As reported this week by quite a few sources (Newsday article here), Amazon Founder and CEO Jeff Bezos, accompanied by his vast wealth, has discovered what are believed to be (as CNN puts it): “… the F-1 engines that powered the Saturn V rocket carrying Neil Armstrong and the Apollo 11 mission to the moon…”. The two primary newsworthy events here are: a) they’re possibly intact? Wow! and b) they were found in 14,000 feet of water (c? rich peoples deep pockets = deep sea). Of course, the cynical side of me wonders if Bezos chose this week to make the announcement so as not to be overshadowed by James Cameron’s Abyss descent. Which then leads me to question whether Bezos might simply have more money than he knows what to do with and whether this is the best use of his money.

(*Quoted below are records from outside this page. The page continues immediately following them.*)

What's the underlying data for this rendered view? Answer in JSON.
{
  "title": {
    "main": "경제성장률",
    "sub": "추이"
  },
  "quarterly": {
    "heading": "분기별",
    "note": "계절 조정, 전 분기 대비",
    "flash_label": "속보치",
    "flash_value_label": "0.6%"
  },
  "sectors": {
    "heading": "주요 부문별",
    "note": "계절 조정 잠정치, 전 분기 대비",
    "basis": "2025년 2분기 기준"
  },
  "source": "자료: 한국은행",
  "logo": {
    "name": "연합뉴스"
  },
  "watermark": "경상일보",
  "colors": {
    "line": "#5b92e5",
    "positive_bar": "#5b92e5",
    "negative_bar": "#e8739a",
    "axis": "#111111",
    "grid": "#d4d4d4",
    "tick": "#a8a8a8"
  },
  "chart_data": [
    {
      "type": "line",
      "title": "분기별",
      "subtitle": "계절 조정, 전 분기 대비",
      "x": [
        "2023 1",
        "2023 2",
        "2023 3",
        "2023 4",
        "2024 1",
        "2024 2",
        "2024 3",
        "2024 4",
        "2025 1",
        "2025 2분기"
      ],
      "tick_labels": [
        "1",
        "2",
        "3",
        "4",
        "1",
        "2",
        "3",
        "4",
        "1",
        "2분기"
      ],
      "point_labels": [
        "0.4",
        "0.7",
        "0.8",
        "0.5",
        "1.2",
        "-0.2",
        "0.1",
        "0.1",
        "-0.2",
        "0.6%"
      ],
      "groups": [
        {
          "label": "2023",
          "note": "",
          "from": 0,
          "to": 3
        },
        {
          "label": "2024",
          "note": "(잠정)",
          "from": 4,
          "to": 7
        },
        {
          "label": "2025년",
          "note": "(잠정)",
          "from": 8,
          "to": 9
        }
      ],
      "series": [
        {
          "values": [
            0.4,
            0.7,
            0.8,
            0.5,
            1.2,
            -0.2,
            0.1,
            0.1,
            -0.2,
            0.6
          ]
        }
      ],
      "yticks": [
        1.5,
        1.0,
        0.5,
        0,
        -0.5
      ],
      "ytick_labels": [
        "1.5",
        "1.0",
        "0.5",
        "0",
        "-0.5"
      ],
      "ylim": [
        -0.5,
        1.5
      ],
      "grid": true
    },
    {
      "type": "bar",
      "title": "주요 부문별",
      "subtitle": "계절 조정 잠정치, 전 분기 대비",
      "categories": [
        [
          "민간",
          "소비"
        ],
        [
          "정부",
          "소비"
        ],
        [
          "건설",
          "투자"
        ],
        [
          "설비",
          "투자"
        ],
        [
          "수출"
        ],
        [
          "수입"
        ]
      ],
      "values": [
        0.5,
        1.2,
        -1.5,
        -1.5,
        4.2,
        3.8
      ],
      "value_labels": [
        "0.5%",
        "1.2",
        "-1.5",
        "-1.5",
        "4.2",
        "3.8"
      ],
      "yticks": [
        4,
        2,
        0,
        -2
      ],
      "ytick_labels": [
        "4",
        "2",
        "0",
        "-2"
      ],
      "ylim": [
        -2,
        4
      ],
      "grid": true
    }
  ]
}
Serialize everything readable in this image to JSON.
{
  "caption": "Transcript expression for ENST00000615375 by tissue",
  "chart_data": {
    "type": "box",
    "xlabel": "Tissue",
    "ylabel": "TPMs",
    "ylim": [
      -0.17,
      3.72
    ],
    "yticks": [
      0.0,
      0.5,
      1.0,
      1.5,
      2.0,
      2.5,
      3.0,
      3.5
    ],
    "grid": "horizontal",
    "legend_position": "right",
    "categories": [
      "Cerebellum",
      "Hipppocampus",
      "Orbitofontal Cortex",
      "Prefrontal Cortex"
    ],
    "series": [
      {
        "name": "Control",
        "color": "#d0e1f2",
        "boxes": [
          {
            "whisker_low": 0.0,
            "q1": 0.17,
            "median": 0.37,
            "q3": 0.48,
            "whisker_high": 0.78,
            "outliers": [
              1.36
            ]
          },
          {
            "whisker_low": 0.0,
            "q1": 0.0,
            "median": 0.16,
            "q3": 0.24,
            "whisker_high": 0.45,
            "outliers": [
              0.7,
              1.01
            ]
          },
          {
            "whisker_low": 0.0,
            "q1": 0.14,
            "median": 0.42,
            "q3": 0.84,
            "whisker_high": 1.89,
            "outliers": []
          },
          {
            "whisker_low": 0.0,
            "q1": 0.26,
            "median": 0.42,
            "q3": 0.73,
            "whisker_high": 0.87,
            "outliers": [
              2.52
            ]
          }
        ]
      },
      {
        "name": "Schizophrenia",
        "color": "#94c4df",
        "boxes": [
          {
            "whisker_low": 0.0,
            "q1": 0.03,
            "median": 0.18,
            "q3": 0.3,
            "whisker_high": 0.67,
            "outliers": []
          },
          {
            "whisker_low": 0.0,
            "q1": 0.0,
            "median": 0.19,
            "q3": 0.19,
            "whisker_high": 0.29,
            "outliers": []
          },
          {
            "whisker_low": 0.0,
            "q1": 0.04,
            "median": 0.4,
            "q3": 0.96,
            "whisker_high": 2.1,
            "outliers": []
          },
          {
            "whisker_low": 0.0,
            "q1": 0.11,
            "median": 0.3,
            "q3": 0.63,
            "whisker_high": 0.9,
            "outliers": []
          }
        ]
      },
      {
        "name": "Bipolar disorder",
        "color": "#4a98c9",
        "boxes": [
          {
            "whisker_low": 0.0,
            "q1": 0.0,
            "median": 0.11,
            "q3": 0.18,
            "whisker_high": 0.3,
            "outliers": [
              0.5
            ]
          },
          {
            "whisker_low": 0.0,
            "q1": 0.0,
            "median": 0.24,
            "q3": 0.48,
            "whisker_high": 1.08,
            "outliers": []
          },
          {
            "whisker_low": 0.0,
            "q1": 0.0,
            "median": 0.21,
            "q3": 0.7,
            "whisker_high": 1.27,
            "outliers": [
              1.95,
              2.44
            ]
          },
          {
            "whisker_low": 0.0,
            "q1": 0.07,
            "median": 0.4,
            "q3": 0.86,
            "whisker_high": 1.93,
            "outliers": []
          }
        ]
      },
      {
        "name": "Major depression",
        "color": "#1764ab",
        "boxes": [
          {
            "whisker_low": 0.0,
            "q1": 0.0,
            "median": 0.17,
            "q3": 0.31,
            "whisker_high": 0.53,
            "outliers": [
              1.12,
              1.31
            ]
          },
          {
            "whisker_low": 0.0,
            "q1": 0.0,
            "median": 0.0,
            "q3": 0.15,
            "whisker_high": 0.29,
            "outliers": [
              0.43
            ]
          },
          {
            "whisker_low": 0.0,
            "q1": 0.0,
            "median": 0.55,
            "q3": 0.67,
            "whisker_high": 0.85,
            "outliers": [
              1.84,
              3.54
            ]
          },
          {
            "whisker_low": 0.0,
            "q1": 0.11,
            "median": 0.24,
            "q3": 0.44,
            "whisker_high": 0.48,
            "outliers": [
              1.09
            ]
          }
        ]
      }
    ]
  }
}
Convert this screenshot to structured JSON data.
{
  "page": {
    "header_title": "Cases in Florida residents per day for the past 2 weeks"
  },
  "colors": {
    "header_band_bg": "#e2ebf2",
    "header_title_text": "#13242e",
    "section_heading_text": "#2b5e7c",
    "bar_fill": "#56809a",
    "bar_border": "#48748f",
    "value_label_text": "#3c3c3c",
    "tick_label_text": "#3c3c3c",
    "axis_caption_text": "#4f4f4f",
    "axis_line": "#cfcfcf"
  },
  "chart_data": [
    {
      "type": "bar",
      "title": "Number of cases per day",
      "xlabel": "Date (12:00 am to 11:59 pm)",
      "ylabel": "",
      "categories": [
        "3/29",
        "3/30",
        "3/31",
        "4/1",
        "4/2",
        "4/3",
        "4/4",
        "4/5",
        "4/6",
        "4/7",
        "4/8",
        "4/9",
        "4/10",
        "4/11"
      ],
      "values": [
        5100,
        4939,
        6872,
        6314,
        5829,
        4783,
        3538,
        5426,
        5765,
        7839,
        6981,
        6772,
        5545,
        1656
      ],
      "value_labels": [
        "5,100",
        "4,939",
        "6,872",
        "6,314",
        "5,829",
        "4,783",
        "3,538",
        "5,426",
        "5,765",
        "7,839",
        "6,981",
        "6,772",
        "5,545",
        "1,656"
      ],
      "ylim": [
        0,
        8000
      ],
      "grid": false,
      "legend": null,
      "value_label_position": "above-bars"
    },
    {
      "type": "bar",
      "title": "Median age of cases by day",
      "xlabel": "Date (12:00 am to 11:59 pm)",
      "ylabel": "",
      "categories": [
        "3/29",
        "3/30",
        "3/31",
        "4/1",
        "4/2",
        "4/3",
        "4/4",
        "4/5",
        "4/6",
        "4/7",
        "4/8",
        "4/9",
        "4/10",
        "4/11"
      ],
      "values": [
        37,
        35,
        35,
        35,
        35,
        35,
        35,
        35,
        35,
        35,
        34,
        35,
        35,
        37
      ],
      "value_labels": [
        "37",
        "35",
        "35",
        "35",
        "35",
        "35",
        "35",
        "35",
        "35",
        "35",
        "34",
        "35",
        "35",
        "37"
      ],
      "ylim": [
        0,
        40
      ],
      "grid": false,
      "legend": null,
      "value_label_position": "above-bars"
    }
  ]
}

Neat-o or Eg-o? (Not the waffle)
So the real question for aviation/space lovers is this: is this really a great endeavor, or is it just kind of nice he’s doing it? For my $0.02, I’m not sure this venture is an entirely useful investment. While I do think Cameron’s ‘third person to do it, and first in 50 years’ headline is worthy, I believe so in part because new science may be performed and new technology developed. And not to be taken wrong, I’m all for exploration for the sake of exploration, but this engine recovery thing to me seems more like….nostalgia.
When they raise the engine(s), what do we learn other than that we can raise heavy engines? I think I’d rather see Bezos use the money for other things that actually advance aviation and space, like helping his company Blue Origin to not crash another spacecraft.
So lets say you’re a muti-billionaire, and you’re dying to put you money into something space or aviation-related. You’ve already got a spaceship company; what else…. how about do somehting good? Like donate a FLARM traffic collision warning device to all light aircraft owners, and push the FAA to make it mandatory? (We had an apparent mid-air collision in Colorado last week, which probably could have been avoided by two of those.) Wow, that would be useful. Or maybe fund 1000 scholarships for aeronautical engineers? Or…the list goes on.
Does spending what surely must be millions on this venture (they’re not releasing figures) justify this particular attempt? While I think it would be great to see these engines in a museum (NASA still claims wnership), I don’t think I need to see the actual engines, where a model, or a test engine of the same variety might be provided. Such as the F1 engine here on display in Huntsville, Alabama.